Yes, change is needed, and yes, it is easier to fire one person, the manager, and not the team. But, Maddon is not the reason why the Cubs did not make the playoffs. First, and foremost the reason is that Cub players did not do their job. The same players who once ground out at bats in 2016 where doing nothing more than swing for the fences all this year. Second, the Cubs lineup is nothing but the same style hitter, with no diversity on the bench or apparently in the farm system, and the talent, that’s on the Theo Epstein and the front office.
Frankly, up until this point, what Epstein and the front office have done is succeed with the easy decisions and fail at the hard decisions. How hard is it to tank year after year and stock pile on draft picks that every talent scout in America says is a good bet? When Maddon became available, was it really hard to quickly decide to drop Ricky Renteria and sign Maddon?
Be careful for what you ask for, you just might get it. Now Epstein has to make one of the most important decisions of his tenure, who to hire to replace the manager that guided your team to the first World Series in 108 years. David Ross might be a good guy in the clubhouse, but will he have the players attention any more than Maddon? Will Joe Girardi be too hard? Who Epstein hires is crucial towards getting the most out of all the the talented players that are now starting to enter the end of their contracts.

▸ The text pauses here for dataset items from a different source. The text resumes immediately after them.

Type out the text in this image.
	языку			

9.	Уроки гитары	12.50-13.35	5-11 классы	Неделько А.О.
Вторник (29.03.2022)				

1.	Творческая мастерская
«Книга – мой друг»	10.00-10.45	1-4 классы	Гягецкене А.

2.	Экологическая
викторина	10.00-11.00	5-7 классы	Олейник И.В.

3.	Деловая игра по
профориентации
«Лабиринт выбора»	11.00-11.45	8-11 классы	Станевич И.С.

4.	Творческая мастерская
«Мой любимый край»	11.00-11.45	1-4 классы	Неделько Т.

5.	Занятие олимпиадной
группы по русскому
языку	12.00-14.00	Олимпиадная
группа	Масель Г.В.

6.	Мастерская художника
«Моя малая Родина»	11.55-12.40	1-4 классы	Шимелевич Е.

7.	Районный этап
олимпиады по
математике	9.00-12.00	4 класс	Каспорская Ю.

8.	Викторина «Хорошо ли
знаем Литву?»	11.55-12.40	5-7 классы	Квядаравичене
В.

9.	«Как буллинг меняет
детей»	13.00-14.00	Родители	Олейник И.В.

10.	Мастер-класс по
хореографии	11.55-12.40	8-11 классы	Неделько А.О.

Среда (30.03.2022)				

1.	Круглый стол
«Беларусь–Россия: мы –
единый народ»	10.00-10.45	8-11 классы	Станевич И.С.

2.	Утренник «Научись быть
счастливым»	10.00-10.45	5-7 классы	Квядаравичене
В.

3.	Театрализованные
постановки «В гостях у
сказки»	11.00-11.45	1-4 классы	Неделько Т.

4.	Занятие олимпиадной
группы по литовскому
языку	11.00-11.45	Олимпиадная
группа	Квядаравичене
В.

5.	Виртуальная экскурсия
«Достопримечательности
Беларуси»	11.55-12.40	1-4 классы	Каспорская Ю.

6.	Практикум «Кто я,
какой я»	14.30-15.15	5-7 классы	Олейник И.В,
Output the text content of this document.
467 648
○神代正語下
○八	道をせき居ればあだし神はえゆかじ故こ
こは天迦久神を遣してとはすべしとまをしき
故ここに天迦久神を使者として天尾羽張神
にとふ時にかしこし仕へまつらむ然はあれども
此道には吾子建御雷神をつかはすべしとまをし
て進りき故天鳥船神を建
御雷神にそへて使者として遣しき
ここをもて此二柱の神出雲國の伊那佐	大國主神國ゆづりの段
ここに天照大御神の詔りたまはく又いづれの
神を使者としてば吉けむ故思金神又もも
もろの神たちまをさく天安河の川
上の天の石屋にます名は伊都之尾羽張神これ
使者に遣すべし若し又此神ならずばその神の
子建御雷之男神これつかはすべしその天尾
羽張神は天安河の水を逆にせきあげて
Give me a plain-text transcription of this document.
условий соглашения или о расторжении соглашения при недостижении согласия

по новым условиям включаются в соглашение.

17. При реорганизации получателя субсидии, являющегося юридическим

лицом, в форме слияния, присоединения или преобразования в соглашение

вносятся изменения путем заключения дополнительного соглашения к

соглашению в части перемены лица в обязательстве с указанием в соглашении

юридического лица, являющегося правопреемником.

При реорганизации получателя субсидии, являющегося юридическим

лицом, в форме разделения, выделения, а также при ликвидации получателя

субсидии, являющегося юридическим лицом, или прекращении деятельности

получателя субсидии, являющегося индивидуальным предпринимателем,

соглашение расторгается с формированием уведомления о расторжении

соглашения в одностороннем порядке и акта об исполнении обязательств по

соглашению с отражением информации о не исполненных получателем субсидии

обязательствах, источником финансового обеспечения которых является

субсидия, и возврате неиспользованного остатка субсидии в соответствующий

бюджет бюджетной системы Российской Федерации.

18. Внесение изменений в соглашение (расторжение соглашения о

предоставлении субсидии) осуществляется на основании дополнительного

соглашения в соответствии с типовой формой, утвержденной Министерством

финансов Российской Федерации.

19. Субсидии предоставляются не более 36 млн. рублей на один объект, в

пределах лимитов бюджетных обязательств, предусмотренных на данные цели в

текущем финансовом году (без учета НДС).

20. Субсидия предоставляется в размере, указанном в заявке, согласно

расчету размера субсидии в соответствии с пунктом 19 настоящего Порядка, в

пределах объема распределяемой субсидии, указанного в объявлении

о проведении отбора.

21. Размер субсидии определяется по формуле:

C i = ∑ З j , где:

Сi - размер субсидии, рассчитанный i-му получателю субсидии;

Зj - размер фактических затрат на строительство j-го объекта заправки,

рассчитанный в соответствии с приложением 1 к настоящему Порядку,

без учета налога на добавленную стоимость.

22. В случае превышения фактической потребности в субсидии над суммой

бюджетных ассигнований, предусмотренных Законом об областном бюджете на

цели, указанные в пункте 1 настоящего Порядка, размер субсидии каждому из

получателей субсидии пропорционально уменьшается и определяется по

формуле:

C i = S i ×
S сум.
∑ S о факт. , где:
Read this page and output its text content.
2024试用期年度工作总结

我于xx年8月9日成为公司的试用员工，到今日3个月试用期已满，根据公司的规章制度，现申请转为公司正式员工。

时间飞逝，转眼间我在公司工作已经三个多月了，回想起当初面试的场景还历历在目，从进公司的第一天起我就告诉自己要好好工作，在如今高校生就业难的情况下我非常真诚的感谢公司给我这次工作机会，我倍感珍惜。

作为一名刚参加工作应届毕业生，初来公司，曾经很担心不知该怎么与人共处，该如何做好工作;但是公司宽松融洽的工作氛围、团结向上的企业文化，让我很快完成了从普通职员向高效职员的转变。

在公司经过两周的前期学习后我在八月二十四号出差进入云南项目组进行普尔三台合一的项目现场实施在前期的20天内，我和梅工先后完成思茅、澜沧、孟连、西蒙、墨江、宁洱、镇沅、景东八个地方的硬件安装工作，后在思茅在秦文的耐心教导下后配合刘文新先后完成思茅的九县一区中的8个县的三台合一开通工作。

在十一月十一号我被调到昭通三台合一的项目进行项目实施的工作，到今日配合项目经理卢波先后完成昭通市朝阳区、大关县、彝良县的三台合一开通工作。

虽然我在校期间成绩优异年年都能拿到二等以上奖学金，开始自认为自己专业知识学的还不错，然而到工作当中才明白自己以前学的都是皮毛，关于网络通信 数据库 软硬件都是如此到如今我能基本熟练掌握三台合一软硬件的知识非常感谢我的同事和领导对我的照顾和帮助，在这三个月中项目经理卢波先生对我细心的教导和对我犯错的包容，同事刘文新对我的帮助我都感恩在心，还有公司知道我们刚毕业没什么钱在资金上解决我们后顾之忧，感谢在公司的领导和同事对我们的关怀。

Worse of all, the attention on hiring the next manager redirects attention away from the real heavy lifting of the offseason, which is to make changes to the lineup so that you get more professional at bats. Changing the lineup means moving one of the core players who won the World Series, which is something Epstein has refused to do to date. If you only replace the manager and keep everything else the same, why should we expect a different result?
On Saturday Epstein announced that Maddon will not be returning. If next year is no better, who will be the scapegoat then? You can’t fire the entire team.